Olfactory dysfunction in degenerative ataxias

  1. T Connelly,
  2. J M Farmer,
  3. D R Lynch,
  4. R L Doty
  1. Smell and Taste Center, Department of Otorhinolaryngology: Head and Neck Surgery, University of Pennsylvania School of Medicine, Philadelphia, PA 19104, USA
  1. Correspondence to:
 Dr R L Doty
 Smell and Taste Center, 5 Ravdin Pavilion, University of Pennsylvania Medical Center, 3400 Spruce Street, Philadelphia, PA 19104, USA; e-mail: dotymail.med.upenn.edu

    Abstract

    Several lines of evidence suggest that the cerebellum may play a role in higher-order olfactory processing. In this study, we administered the University of Pennsylvania Smell Identification Test (UPSIT), a standardised test of olfactory function, to patients with ataxias primarily due to cerebellar pathology (spinocerebellar ataxias and related disorders) and to patients with Friedreich ataxia, an ataxia associated mainly with loss of afferent cerebellar pathways.

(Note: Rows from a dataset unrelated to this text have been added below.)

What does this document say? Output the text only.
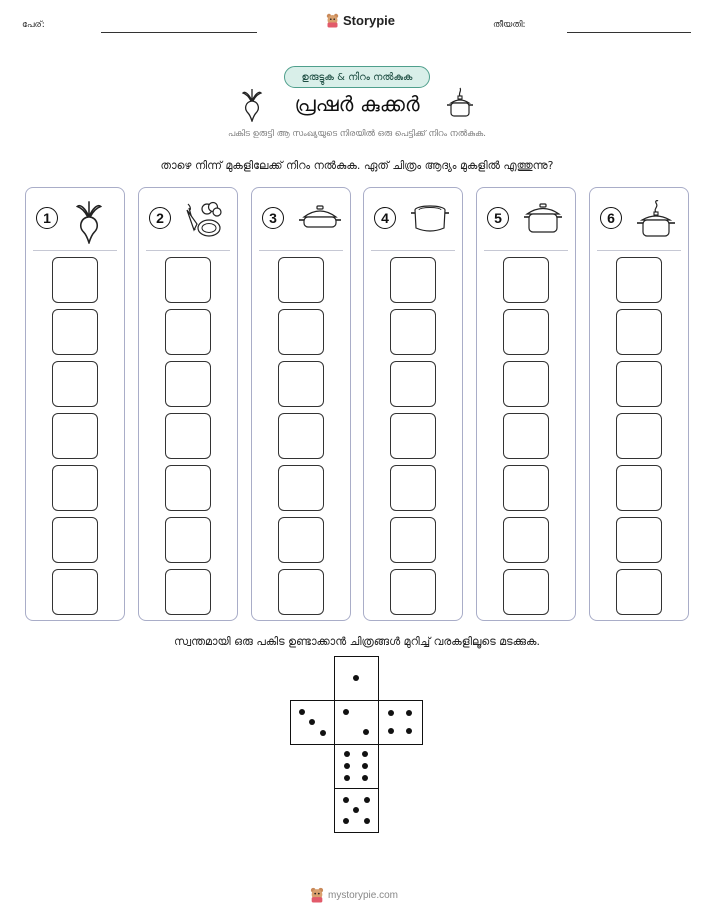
പേര്:	Storypie	തീയതി:
ഉരുട്ടുക & നിറം നൽകുക
പ്രഷർ കുക്കർ
പകിട ഉരുട്ടി ആ സംഖ്യയുടെ നിരയിൽ ഒരു പെട്ടിക്ക് നിറം നൽകുക.
താഴെ നിന്ന് മുകളിലേക്ക് നിറം നൽകുക. ഏത് ചിത്രം ആദ്യം മുകളിൽ എത്തുന്നു?
1	2	3	4	5	6
സ്വന്തമായി ഒരു പകിട ഉണ്ടാക്കാൻ ചിത്രങ്ങൾ മുറിച്ച് വരകളിലൂടെ മടക്കുക.
mystorypie.com
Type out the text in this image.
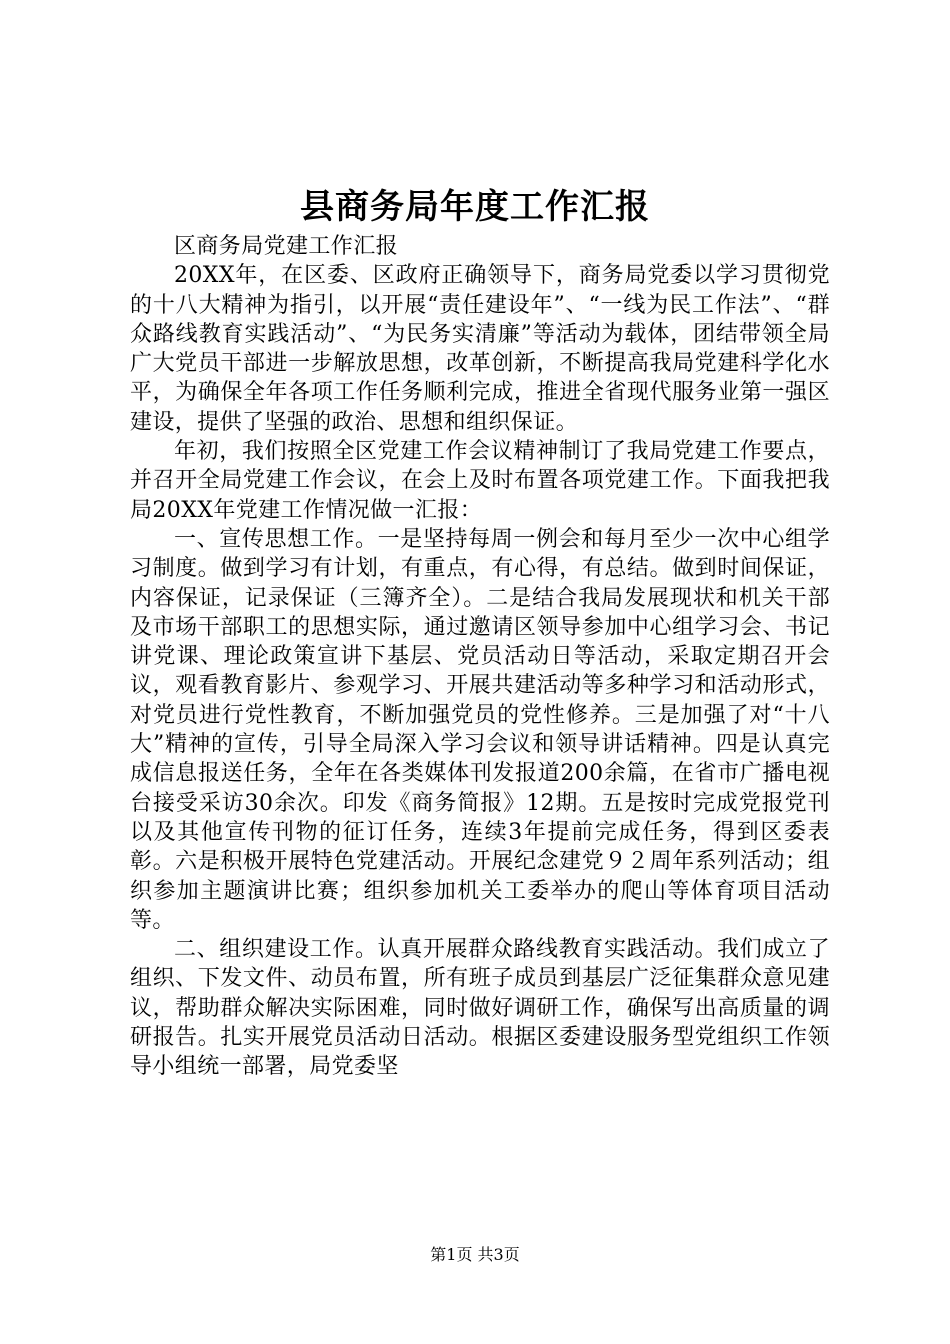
县商务局年度工作汇报

区商务局党建工作汇报

20XX年，在区委、区政府正确领导下，商务局党委以学习贯彻党的十八大精神为指引，以开展“责任建设年”、“一线为民工作法”、“群众路线教育实践活动”、“为民务实清廉”等活动为载体，团结带领全局广大党员干部进一步解放思想，改革创新，不断提高我局党建科学化水平，为确保全年各项工作任务顺利完成，推进全省现代服务业第一强区建设，提供了坚强的政治、思想和组织保证。

年初，我们按照全区党建工作会议精神制订了我局党建工作要点，并召开全局党建工作会议，在会上及时布置各项党建工作。下面我把我局20XX年党建工作情况做一汇报：

一、宣传思想工作。一是坚持每周一例会和每月至少一次中心组学习制度。做到学习有计划，有重点，有心得，有总结。做到时间保证，内容保证，记录保证（三簿齐全）。二是结合我局发展现状和机关干部及市场干部职工的思想实际，通过邀请区领导参加中心组学习会、书记讲党课、理论政策宣讲下基层、党员活动日等活动，采取定期召开会议，观看教育影片、参观学习、开展共建活动等多种学习和活动形式，对党员进行党性教育，不断加强党员的党性修养。三是加强了对“十八大”精神的宣传，引导全局深入学习会议和领导讲话精神。四是认真完成信息报送任务，全年在各类媒体刊发报道200余篇，在省市广播电视台接受采访30余次。印发《商务简报》12期。五是按时完成党报党刊以及其他宣传刊物的征订任务，连续3年提前完成任务，得到区委表彰。六是积极开展特色党建活动。开展纪念建党９２周年系列活动；组织参加主题演讲比赛；组织参加机关工委举办的爬山等体育项目活动等。

二、组织建设工作。认真开展群众路线教育实践活动。我们成立了组织、下发文件、动员布置，所有班子成员到基层广泛征集群众意见建议，帮助群众解决实际困难，同时做好调研工作，确保写出高质量的调研报告。扎实开展党员活动日活动。根据区委建设服务型党组织工作领导小组统一部署，局党委坚

第1页 共3页
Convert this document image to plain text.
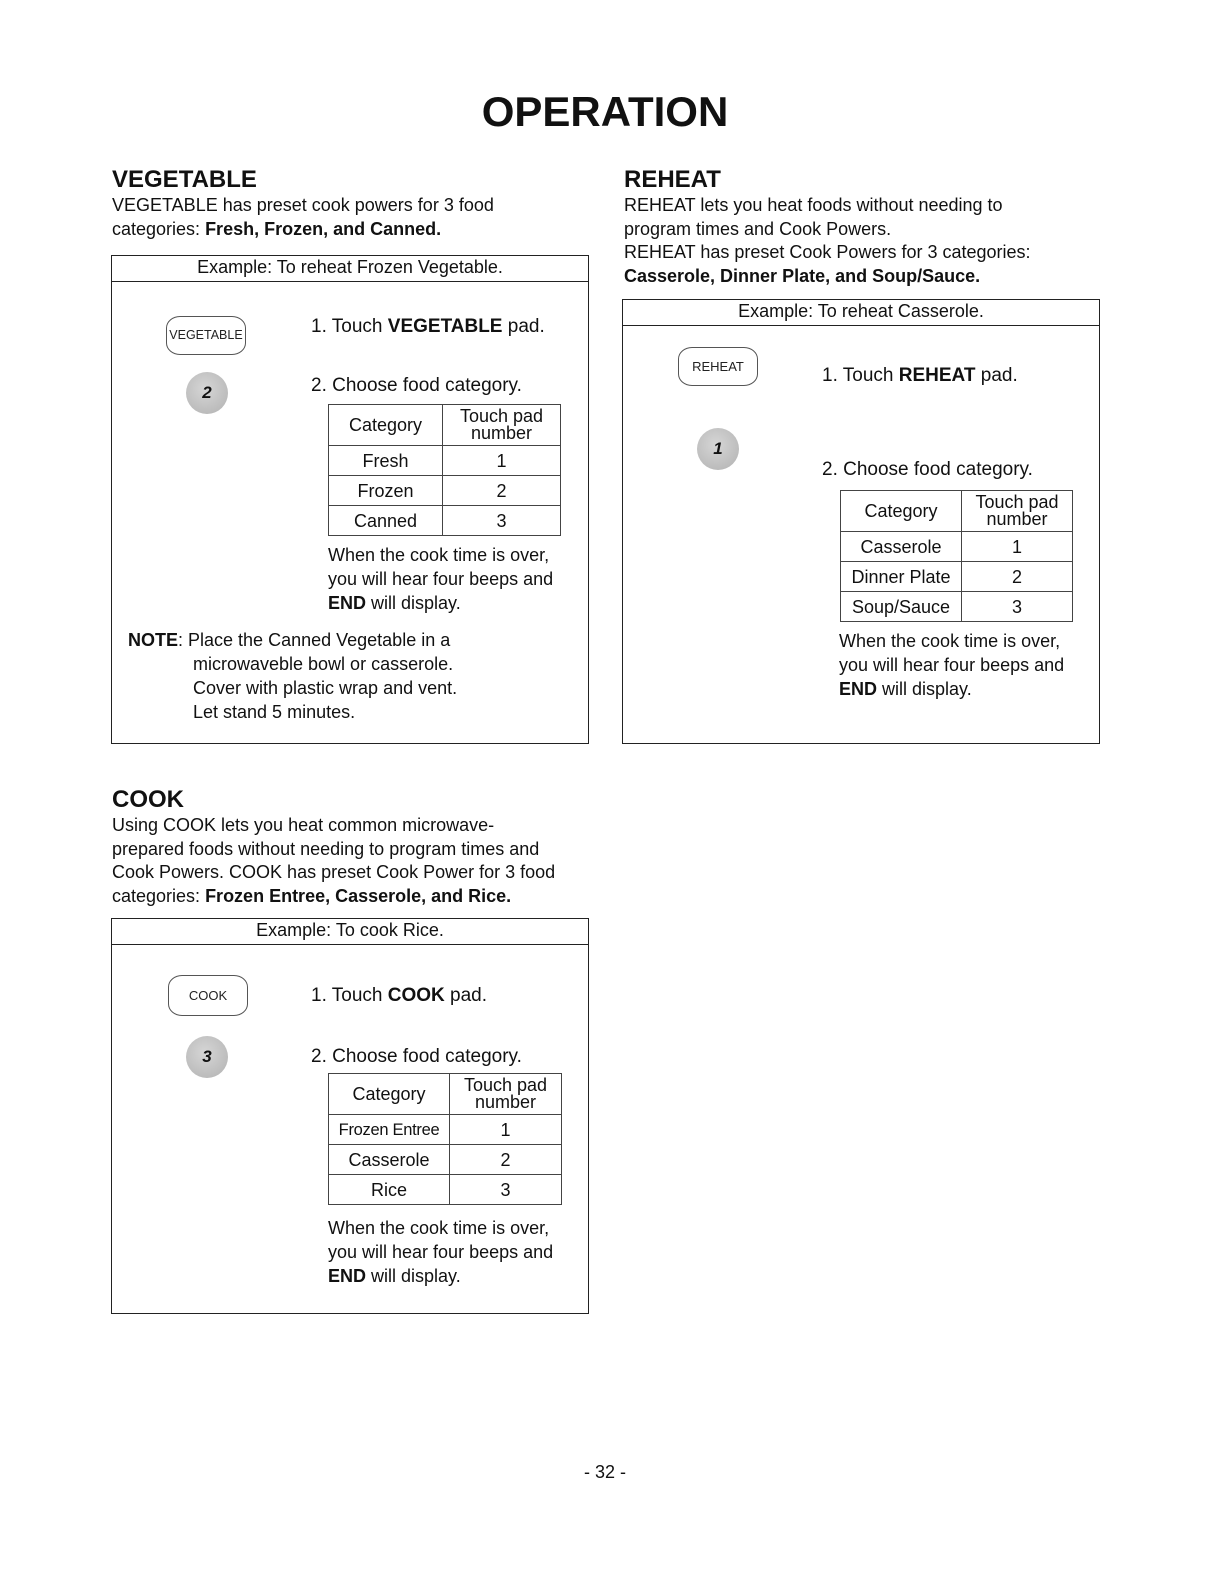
OPERATION
VEGETABLE

VEGETABLE has preset cook powers for 3 food
categories: Fresh, Frozen, and Canned.

Example: To reheat Frozen Vegetable.
VEGETABLE
2
1. Touch VEGETABLE pad.
2. Choose food category.
Category	Touch pad
number
Fresh	1
Frozen	2
Canned	3
When the cook time is over,
you will hear four beeps and
END will display.
NOTE: Place the Canned Vegetable in a
microwaveble bowl or casserole.
Cover with plastic wrap and vent.
Let stand 5 minutes.
REHEAT

REHEAT lets you heat foods without needing to
program times and Cook Powers.
REHEAT has preset Cook Powers for 3 categories:
Casserole, Dinner Plate, and Soup/Sauce.

Example: To reheat Casserole.
REHEAT
1
1. Touch REHEAT pad.
2. Choose food category.
Category	Touch pad
number
Casserole	1
Dinner Plate	2
Soup/Sauce	3
When the cook time is over,
you will hear four beeps and
END will display.
COOK

Using COOK lets you heat common microwave-
prepared foods without needing to program times and
Cook Powers. COOK has preset Cook Power for 3 food
categories: Frozen Entree, Casserole, and Rice.

Example: To cook Rice.
COOK
3
1. Touch COOK pad.
2. Choose food category.
Category	Touch pad
number
Frozen Entree	1
Casserole	2
Rice	3
When the cook time is over,
you will hear four beeps and
END will display.
- 32 -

UPSIT scores were slightly lower in both patient groups than in the control subjects, but no differences were noted between the scores of the Friedreich and the other ataxia patients. Within the Friedreich ataxia group, the smell test scores did not correlate with the number of pathologic GAA repeats (a marker of genetic severity), disease duration, or categorical ambulatory ability. UPSIT scores did not correlate with disease duration, although they correlated marginally with ambulatory status in the patients with cerebellar pathology. This study suggests that olfactory dysfunction may be a subtle clinical component of degenerative ataxias, in concordance with the hypothesis that the cerebellum or its afferents plays some role in central olfactory processing.